Partial volume and spillover effects in cardiac PET studies

Analytical method

Henze et al. (1983) suggested an analytical method to correct for the spillover and recovery fractions. The method was validated by Herrero et al. (1988). The method needs the cardiac dimensions: myocardial wall thickness and cavity diameter, which may not always be available. The method also assumes 10% vascular space, which is also corrected.

This correction can be applied to the regional data before modeling, for example by using heartcor.

Geometrical model

The spillover and partial volume effects are taken into account in compartment models by assuming a geometrical model (Hutchins et al., 1990) and based on that

CPET(t) = FLV×CLV(t) + (1-FLVCMYO(t)

, where CPET(t) is the measured myocardial PET concentration as a function of time, CLV(t) is the measured concentration in the middle of left ventricular cavity, representing also true arterial concentration, and (1-FLV) is
regional recovery coefficient (between 0 and 1). This method is easy to implement, but it ignores the partial volume effect on the outer side of myocardial wall (Hutchins et al., 1992).

Model for [15O]H2O

Iida et al. (1991, 1992) proposed a model for quantification of myocardial blood flow (MBF) with [15O]H2O and PET, where the recovery coefficients in both myocardial and LV regions and the spillover fractions from blood to myocardium and from myocardium to blood were included in the model parameters.

This model can be applied to the regional data by using fitmbf.

Further reading


For a short review on general methods to account for spillover and partial volume effects, see for example Feng et al. (1996).


 



Feng D, Li X, Huang S-C. A new double modeling approach for dynamic cardiac PET studies using noise and spillover contaminated LV measurements. IEEE Trans Biomed Eng. 1996; 43(3): 319-327.

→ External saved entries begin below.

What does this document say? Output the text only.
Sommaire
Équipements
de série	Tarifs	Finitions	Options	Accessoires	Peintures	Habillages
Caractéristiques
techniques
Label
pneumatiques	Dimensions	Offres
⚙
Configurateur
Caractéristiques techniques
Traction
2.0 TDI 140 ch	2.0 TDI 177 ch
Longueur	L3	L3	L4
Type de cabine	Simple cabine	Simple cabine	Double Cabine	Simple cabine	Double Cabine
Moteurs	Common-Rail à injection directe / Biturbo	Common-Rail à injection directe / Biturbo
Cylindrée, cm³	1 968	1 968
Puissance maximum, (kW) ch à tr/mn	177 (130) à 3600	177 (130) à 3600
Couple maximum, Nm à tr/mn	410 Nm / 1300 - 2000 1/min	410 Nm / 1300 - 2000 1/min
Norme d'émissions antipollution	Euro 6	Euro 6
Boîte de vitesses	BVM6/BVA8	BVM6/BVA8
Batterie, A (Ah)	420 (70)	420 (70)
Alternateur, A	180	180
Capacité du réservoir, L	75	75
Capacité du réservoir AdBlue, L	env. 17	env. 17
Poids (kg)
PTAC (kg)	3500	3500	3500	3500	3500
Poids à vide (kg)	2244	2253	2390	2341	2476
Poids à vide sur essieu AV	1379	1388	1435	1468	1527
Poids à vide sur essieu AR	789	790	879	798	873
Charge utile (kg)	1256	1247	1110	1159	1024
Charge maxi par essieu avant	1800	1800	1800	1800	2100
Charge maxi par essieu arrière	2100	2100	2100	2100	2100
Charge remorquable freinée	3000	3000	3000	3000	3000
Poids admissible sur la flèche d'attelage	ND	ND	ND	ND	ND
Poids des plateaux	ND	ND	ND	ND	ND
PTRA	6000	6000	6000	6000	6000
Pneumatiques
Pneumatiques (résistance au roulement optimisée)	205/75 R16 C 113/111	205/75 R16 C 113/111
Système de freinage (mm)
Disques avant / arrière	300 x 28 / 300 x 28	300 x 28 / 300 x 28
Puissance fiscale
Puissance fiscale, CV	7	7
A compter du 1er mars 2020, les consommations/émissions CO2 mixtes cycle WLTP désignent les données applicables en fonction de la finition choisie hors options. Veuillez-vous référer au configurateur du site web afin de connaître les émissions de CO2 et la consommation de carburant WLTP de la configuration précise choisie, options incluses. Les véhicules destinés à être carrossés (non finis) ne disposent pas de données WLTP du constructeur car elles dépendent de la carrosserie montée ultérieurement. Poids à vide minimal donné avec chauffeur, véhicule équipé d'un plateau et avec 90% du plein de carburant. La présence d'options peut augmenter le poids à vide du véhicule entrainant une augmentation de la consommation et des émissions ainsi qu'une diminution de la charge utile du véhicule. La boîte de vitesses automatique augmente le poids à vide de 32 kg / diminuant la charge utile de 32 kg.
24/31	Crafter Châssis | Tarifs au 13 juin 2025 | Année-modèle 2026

Henze E, Huang S-C, Ratib O, Hoffman E, Phelps ME, Schelbert HR. Measurements of regional tissue and blood-pool radiotracer concentrations from serial tomographic images of the heart. J Nucl Med. 1983; 24: 987-996.

Herrero P, Markham J, Myears DW, Weinheimer CJ, Bergmann SR. Measurement of myocardial blood flow with positron emission tomography: correction for count spillover and partial volume effects. Math Comput Modeling 1988; 11: 807-812.

Hutchins GD, Schwaiger M, Rosenspire KC, Krivokapich J, Schelbert H, Kuhl DE. Noninvasive quantification of regional myocardial blood flowin the human heart using N-13 ammonia and dynamic positron emission tomographic imaging. J Am Coll Cardiol. 1990; 15(5): 1032-1042.

Hutchins GD, Caraher JM, Raylman RR. A region of interest strategy for minimizing resolution distortions in quantitative myocardial PET studies. J Nucl Med. 1992; 33: 1243-1250.

Iida H, Rhodes CG, de Silva R, Yamamoto Y, Araujo LI, Maseri A, Jones T. Myocardial tissue fraction - correction for partial volume effects and measure of tissue viability. J Nucl Med. 1991; 32: 2169-2175.

Iida H, Rhodes CG, de Silva R, Araujo LI, Bloomfield P, Lammertsma AA, Jones T. Use of the left ventricular time-activity curve as a noninvasive input function in dynamic oxygen-15-water positron emission tomography. J Nucl Med. 1992; 33: 1669-1677.